Le point de friction est clair : le calendrier. Pour les surfeurs de l'élite (WSL), devoir valider leur ticket olympique sur seulement quatre épreuves au début de la saison 2028 est une pilule qui ne passe pas. Dora dénonce une International Surfing Association (ISA) qui aurait pris des décisions unilatérales.
« L'ISA a tout fait derrière notre dos, alors que nous avons essayé de les rencontrer pour trouver un système équitable. Ils nous ont totalement ignorés », s'insurge le Brésilien.
Actuellement en convalescence après sa grave blessure à Todos Santos, la multiple championne du monde de gros et présidente de la commission des athlètes de l'ISA n'a pas tardé à répliquer. Pour Justine Dupont, le nouveau format n'est pas une punition, mais une évolution nécessaire qui donne plus de pouvoir aux fédérations nationales.

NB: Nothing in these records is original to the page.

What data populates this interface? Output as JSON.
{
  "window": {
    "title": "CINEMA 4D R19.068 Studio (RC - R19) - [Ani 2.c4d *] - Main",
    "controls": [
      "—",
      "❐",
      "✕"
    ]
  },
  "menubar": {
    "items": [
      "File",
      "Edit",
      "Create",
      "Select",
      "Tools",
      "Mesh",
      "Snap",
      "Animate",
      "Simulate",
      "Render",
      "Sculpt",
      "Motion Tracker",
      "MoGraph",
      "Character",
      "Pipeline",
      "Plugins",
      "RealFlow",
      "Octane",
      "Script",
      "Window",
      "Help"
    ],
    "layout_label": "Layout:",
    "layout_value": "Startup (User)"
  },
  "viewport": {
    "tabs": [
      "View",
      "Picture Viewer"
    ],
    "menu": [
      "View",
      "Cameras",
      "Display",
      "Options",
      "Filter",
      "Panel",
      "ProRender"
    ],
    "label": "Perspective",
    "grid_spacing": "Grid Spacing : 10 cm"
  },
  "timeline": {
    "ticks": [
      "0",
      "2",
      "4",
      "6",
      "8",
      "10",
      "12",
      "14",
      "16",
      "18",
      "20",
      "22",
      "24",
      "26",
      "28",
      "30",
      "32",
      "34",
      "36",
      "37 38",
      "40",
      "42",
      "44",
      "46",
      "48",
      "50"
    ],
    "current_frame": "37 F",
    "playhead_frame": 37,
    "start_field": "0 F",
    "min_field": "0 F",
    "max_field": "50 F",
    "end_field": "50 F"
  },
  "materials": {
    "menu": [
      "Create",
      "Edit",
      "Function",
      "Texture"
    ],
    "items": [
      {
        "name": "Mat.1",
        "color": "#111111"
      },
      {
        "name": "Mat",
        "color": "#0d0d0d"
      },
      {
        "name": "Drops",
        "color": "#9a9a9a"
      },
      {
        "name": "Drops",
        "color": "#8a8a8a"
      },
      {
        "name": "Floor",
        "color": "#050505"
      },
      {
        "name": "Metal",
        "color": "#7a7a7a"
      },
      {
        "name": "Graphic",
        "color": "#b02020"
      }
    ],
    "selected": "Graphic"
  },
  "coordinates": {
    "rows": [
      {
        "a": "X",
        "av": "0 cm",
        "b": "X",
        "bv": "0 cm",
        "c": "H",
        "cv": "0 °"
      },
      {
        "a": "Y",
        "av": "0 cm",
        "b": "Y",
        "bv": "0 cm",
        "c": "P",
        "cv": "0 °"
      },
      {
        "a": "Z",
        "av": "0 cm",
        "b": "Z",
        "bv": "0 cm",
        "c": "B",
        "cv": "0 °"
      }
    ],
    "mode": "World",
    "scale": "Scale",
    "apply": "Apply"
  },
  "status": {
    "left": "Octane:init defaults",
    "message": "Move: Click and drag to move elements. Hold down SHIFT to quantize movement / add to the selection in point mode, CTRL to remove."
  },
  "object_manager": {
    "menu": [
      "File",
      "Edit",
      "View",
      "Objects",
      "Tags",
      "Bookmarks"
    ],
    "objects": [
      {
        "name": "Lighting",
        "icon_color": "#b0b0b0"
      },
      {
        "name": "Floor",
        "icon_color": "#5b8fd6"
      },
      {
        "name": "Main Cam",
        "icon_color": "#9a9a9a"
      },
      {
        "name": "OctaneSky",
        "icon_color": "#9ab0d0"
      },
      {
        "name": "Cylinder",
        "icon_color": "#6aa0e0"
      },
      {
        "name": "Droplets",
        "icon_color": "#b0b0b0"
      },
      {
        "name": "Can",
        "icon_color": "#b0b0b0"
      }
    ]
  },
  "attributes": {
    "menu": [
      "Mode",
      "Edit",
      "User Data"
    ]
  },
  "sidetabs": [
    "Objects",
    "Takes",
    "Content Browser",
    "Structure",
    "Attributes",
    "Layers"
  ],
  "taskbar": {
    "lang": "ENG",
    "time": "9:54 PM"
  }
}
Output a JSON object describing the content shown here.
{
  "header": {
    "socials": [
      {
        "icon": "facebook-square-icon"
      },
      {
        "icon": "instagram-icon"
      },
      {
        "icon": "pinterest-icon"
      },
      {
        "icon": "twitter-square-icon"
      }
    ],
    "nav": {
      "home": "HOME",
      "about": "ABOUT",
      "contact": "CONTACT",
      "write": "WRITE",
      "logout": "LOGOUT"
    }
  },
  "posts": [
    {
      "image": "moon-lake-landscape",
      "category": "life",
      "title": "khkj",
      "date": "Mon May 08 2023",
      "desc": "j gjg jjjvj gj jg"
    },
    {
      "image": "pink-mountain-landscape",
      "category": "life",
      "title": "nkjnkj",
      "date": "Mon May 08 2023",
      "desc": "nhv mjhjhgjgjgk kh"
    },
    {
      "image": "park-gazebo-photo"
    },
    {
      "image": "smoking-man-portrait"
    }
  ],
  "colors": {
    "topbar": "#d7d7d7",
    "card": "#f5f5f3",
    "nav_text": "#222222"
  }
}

« Je suis convaincue que ce nouveau système est plus approprié », affirme la Française. Selon elle, le travail de la commission a consisté à tirer les leçons de Tokyo et Paris pour trouver un équilibre entre les intérêts privés de la WSL et l'universalité de l'olympisme. Elle rappelle un point crucial : ce système permet désormais à chaque nation de qualifier jusqu'à trois athlètes, une avancée majeure par rapport aux cycles précédents.
Au milieu de ce duel de titans, le Chilien Manuel Selman soutient la position de la Française. Pour lui, le monde olympique n'est pas le circuit pro. Il rappelle froidement une réalité que les stars du CT ont parfois du mal à accepter : l'ISA n'a aucune obligation de consulter la WSL.
« L'ISA pourrait même supprimer tous les slots réservés à la WSL à l'avenir selon les règles du CIO », prévient-il, tout en invitant les Brésiliens à « faire taire tout le monde » en gagnant leurs séries sur l'eau.
Ce bras de fer met en lumière une fracture profonde. D'un côté, l'élite mondiale qui demande de la cohérence avec son calendrier professionnel ; de l'autre, des instances qui veulent faire des JO un événement véritablement mondial, et non une simple extension du circuit privé américain.
Malgré les tensions, Justine Dupont reste optimiste : « Nous verrons les meilleurs surfeurs du monde à Los Angeles. » Reste à savoir si ces derniers feront le déplacement avec le sourire ou avec un sentiment d'injustice.